For most soccer fans in the U.S., the opportunities to watch the Republic of Ireland team in action have been few and far between in recent years. The team’s last U.S. Cup appearance was 1996, when it finished second. The magical World Cup season of 1994 remains a joyous, though fading, memory.
Today’s Irish squad may not be the borderline international powerhouse its predecessors were, particularly with the absence of the injured Roy Keane, but it is an intriguing group nonetheless. The team that arrives this week for a three-game set in the Nike U.S. Cup is one that boasts a mix of young and old, experience and inexperience. There are the likes of Robbie Keane, a dangerous striker who, at just 19, already bears the mark — and burden — of greatness. And there is the seemingly ageless Niall Quinn, who, with more than 70 international caps, remains a force up front. There are, as well, World Cup ’94 veterans Terry Phelan and perhaps Steve Staunton. And Phil Babb and Jason McAteer, both of whom earned their international wings in that World Cup but, for whatever reason, have yet to reach the potential projected for them by former manager Jack Charlton. The list goes on.
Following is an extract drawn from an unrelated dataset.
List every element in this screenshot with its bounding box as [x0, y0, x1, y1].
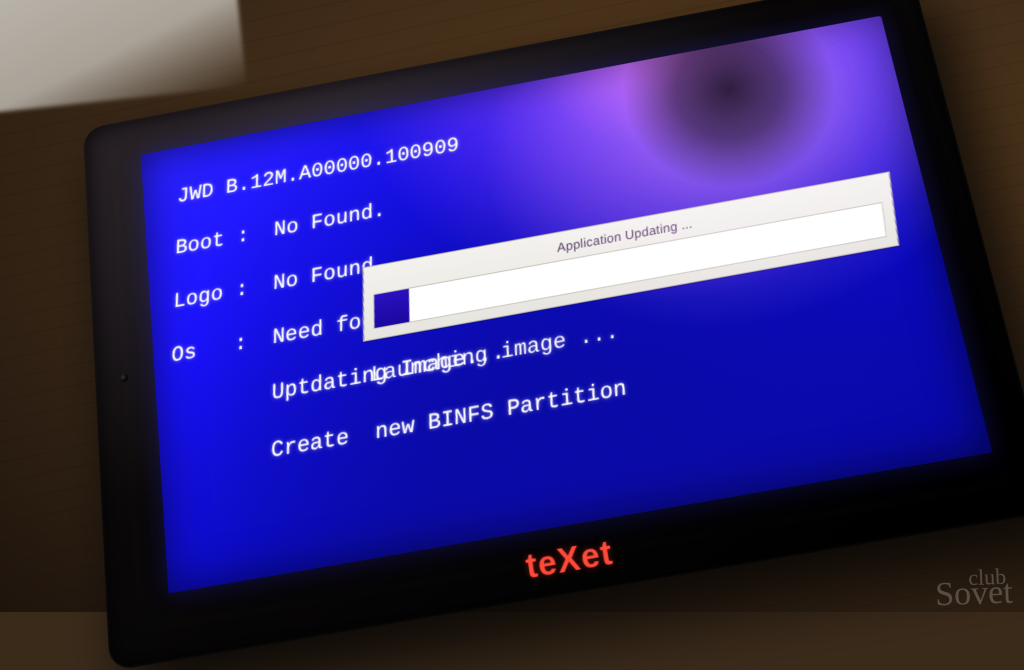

It would be a stretch to expect great things from this Mick McCarthy team. It is still very much a work in progress. But with World Cup qualifying set to begin later this year, this might be an ideal time for the Irish squad to begin displaying a defining personality.
The Irish open play this Sunday at Soldier Field in Chicago against a Mexican team that FIFA has ranked eighth in the world. Then it’s off to Foxboro, Mass., where Team USA awaits on June 6 in a rematch of 1996’s hard-fought American victory. Finally, New York-area fans who can’t get away for the midweek game at Foxboro (we’re sure there are a couple) will be able to see Ireland play an up-and-coming South Africa side June 11 at Giants Stadium in East Rutherford, N.J.
Win or lose, just having the Irish team back in the U.S. for a meaningful competition is reason enough for soccer fans to celebrate. Let the games begin.